Shares of “Polymetal” for the week fell by almost 75%

Source: London Stock Exchange


FTSE 100 gold miner Polymetal lost half of its market capitalization on Monday as the West stepped up sanctions on Russia over a sting operation in Ukraine and one of its largest shareholders prepares to sell shares.

Shares in the company, which owns eight mines and modern refineries in Russia and Kazakhstan, fell 56% to 351.2, the lowest since listing on the London Stock Exchange more than a decade ago. Investors are selling off Russian stocks after the EU, UK and US announced new economic restrictions on Moscow last weekend, analysts said.


“There are a lot of sellers and very few buyers,” said Jonathan Guy, an analyst at Berenberg. “It’s a crazy market.”


The Norwegian Sovereign Wealth Fund, one of the 10 largest shareholders of Polymetal, said it would withdraw all Russian investment as part of the sanctions.

Analysts expect Polymetal, which has fallen to £1.6bn from £7bn a year ago, to announce a final dividend of 75 cents per share on Wednesday when it reports results.

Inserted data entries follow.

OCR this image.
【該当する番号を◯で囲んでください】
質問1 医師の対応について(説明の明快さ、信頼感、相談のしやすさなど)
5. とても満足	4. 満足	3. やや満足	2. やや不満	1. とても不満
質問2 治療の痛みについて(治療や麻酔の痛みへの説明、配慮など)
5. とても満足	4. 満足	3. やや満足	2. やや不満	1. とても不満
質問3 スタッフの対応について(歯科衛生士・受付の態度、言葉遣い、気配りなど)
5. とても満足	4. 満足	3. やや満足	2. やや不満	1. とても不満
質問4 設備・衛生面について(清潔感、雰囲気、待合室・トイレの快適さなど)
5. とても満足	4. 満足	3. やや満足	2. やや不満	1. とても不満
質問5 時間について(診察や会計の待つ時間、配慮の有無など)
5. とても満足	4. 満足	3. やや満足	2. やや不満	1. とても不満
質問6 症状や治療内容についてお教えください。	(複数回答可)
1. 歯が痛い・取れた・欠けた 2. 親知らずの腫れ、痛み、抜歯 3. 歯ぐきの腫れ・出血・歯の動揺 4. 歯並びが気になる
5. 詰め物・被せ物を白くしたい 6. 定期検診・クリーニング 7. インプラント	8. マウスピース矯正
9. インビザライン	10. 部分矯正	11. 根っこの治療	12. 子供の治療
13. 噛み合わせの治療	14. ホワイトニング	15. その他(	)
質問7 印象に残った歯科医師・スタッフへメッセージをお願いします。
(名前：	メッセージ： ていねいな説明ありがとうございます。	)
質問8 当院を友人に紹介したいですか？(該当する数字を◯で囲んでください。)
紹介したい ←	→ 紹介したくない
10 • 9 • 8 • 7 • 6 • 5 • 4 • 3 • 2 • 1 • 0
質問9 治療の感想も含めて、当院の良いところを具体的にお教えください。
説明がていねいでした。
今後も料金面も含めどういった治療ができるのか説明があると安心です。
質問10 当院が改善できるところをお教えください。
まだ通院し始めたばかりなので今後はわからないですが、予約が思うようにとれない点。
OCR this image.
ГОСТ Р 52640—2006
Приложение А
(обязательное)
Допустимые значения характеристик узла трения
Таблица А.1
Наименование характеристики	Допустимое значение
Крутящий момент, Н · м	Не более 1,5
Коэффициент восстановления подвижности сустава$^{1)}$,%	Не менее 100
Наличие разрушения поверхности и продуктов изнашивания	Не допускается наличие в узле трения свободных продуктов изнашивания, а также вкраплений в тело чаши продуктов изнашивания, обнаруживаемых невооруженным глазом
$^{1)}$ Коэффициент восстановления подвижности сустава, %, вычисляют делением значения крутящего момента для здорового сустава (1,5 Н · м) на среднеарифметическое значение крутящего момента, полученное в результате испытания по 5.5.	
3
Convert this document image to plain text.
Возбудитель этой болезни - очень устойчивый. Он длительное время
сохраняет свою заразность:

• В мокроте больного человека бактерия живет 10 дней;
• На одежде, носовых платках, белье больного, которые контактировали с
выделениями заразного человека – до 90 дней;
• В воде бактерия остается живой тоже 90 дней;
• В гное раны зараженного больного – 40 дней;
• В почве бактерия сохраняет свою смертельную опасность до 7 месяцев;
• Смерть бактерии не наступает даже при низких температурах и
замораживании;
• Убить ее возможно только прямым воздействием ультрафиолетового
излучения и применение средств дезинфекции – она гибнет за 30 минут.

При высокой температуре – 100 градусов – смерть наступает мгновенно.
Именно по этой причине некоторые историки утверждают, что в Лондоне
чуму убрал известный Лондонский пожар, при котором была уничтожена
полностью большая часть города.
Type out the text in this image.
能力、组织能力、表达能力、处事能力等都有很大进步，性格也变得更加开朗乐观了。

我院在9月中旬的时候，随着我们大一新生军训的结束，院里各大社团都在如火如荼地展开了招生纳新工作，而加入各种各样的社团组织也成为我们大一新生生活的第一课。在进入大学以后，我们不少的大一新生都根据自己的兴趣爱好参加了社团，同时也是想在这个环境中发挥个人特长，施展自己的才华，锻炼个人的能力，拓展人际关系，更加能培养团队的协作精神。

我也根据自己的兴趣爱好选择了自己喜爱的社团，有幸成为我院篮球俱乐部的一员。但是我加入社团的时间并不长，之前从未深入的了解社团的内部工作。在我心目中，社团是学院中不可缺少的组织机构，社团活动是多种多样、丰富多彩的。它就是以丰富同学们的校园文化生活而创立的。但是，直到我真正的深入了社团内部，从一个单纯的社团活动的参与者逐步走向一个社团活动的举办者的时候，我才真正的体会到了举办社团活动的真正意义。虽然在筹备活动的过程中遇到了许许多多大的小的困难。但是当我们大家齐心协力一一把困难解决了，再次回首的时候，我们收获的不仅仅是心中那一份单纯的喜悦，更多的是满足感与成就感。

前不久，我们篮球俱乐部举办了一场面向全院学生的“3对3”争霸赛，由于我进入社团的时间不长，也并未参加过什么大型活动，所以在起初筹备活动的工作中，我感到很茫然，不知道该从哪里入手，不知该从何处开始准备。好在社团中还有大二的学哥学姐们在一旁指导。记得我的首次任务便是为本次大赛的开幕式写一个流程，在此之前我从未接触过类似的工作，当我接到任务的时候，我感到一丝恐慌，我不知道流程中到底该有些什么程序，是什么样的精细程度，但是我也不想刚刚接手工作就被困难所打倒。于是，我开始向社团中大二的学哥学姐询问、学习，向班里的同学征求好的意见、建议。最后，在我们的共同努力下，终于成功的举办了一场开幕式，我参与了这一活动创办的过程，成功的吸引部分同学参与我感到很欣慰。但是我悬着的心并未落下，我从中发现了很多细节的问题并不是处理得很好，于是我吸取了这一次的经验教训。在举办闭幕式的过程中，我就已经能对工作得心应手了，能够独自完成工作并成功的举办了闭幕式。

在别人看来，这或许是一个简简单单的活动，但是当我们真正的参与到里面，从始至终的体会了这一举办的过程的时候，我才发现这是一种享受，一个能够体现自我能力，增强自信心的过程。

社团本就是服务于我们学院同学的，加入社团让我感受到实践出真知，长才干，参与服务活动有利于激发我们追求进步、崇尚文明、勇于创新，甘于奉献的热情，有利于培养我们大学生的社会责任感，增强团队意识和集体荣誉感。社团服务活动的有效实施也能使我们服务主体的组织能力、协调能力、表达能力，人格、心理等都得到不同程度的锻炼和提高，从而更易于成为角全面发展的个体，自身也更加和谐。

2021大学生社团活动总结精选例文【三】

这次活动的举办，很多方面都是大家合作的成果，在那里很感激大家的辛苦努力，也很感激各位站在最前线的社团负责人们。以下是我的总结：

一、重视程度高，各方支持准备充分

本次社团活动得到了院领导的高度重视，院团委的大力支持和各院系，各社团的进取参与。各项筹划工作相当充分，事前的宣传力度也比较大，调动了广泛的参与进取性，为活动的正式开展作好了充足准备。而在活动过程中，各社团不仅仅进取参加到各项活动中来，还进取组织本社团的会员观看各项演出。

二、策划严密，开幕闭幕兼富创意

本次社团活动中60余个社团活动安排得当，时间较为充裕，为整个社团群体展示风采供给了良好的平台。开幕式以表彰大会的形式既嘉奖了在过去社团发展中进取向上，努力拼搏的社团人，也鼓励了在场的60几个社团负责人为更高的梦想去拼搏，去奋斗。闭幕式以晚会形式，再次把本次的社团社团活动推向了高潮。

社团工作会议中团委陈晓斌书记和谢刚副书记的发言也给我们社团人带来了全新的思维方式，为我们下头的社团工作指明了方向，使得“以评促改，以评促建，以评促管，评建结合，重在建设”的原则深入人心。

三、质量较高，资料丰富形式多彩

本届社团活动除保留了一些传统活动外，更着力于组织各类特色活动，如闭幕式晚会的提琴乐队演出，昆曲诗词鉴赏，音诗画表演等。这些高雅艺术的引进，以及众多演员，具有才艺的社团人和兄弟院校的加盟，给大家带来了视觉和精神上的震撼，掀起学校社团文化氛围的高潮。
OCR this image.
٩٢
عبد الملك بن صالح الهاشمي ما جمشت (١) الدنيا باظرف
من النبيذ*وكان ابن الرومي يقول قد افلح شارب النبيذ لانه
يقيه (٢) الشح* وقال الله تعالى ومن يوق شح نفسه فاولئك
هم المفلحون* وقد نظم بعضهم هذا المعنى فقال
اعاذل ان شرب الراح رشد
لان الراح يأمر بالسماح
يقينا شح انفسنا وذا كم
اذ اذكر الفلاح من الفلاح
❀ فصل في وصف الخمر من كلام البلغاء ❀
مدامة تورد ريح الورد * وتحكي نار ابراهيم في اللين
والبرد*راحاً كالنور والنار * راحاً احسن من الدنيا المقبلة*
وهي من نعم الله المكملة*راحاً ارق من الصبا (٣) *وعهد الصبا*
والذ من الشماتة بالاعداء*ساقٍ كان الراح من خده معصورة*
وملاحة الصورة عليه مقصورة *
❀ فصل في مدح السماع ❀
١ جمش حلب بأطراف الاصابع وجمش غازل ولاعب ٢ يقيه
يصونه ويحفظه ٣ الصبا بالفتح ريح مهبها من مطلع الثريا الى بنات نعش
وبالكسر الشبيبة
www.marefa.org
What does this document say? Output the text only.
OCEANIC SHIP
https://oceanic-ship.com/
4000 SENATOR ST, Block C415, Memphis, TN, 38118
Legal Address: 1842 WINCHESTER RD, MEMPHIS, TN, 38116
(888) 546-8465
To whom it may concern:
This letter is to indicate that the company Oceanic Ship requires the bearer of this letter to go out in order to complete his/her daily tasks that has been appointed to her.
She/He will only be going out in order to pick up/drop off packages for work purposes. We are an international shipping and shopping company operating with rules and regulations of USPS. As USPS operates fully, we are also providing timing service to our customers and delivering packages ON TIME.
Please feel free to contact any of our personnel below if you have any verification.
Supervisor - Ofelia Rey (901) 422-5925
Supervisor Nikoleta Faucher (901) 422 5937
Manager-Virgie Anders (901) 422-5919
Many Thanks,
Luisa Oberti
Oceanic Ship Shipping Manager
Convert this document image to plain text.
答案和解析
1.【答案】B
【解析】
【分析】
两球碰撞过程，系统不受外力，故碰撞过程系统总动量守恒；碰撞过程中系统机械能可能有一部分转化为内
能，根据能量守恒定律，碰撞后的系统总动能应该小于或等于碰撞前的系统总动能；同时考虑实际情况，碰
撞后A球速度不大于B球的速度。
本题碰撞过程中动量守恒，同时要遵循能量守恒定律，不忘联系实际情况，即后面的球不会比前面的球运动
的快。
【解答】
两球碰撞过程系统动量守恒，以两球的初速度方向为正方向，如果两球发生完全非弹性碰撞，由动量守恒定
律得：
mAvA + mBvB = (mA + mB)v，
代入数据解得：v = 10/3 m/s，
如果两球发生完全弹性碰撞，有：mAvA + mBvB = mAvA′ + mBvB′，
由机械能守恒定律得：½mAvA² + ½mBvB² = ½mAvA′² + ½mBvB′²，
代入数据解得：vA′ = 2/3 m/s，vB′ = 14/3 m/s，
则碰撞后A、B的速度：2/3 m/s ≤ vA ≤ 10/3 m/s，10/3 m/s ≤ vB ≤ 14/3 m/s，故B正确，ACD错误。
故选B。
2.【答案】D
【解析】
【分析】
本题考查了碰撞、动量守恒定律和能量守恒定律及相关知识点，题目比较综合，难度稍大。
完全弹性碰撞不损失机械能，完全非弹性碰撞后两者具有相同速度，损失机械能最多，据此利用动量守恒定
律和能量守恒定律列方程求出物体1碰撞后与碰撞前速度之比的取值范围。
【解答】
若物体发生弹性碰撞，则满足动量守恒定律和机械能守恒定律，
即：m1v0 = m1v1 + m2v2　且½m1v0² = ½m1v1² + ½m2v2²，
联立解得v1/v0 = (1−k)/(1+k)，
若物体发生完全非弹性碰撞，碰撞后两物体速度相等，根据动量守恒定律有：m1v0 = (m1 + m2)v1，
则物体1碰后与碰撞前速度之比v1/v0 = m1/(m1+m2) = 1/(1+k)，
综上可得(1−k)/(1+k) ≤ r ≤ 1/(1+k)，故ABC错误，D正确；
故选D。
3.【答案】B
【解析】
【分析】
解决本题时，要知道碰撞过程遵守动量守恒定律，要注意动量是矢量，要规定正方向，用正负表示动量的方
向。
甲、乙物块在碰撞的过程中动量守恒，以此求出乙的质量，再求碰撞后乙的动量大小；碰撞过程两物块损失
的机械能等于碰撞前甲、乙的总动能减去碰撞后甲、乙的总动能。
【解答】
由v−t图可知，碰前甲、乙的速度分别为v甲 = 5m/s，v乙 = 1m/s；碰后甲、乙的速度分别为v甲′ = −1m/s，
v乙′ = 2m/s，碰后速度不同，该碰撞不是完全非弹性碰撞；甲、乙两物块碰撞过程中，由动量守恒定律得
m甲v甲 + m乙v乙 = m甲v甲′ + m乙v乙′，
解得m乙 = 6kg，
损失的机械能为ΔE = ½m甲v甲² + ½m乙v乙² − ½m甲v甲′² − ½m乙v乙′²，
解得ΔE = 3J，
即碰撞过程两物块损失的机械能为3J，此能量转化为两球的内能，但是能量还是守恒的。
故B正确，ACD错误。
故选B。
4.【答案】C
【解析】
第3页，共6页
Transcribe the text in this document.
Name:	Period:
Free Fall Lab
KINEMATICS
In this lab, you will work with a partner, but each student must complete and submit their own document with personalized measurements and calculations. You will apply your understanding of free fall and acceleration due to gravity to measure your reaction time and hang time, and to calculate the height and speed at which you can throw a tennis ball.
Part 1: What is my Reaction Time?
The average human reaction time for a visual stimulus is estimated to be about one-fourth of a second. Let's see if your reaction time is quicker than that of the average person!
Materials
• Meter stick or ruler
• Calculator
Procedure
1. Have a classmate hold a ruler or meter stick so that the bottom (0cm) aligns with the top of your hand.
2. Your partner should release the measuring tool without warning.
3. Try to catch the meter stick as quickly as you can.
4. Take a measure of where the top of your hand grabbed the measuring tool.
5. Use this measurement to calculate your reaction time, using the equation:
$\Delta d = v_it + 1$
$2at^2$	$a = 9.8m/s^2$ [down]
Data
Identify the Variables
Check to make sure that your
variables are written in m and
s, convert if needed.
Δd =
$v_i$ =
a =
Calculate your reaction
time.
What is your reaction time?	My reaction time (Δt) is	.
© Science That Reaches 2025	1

Analysts believe that the money needed to pay dividends has already been sent to Polymetal’s bank account in Cyprus, but the company may decide not to make payments and save funds amid increased market volatility.


“Certainly, this is of great concern to Polymetal shareholders, as many of them receive dividends along with gold,” Guy added.


Polymetal derives most of its revenues from the sale of gold to Russian banks, which in turn sell the metal on the international gold markets. However, the company also sells concentrated gold ore to China, where it is processed at local refineries.

Debt problems

Since Russian banks are effectively cut off from the international banking system, analysts say the Central Bank of Russia will become the buyer of last resort for domestic producers. This will give them the rubles they need to pay salaries and supplies.

The London Bullion Market Association, which controls the $5 trillion London gold market, has already canceled the membership of three Russian banks, Otkritie, VTB and Sovcombank.

On Sunday, the Central Bank of Russia announced the resumption of gold purchases, two years after the end of a long period of purchases that helped support local producers. According to the World Gold Council, the Bank increased gold purchases after the annexation of Crimea in 2014, and at the end of November last year, its reserves were just under 2,300 tons.

At current prices, the gold reserves of the Russian Central Bank – the sixth largest in the world – amount to $153 billion. This is about a fifth of the bank’s official reserves.

Polymetal is not the only Russian gold producer to be hit hard on Monday, with shares in Petropavlovsk falling 15% to a three-year low of 8p. The gold producer needs to refinance obligations in November, on which the principal amount of about $300 million is not repaid.

Peel Hunt analyst Peter Malin-Jones believes that while the company will be able to refinance its loan from Russian banks, it is unclear how it will make payments to bondholders.

“The problem is not in refinancing the loan, but in its actual repayment,” he said.

At the end of 2021, Polymetal’s net debt stood at $1.65 billion, Guy said. Nearly 40% of the debt is held by European banks, and if the company has to refinance this debt domestically or with Chinese banks, the interest rate is likely to be higher.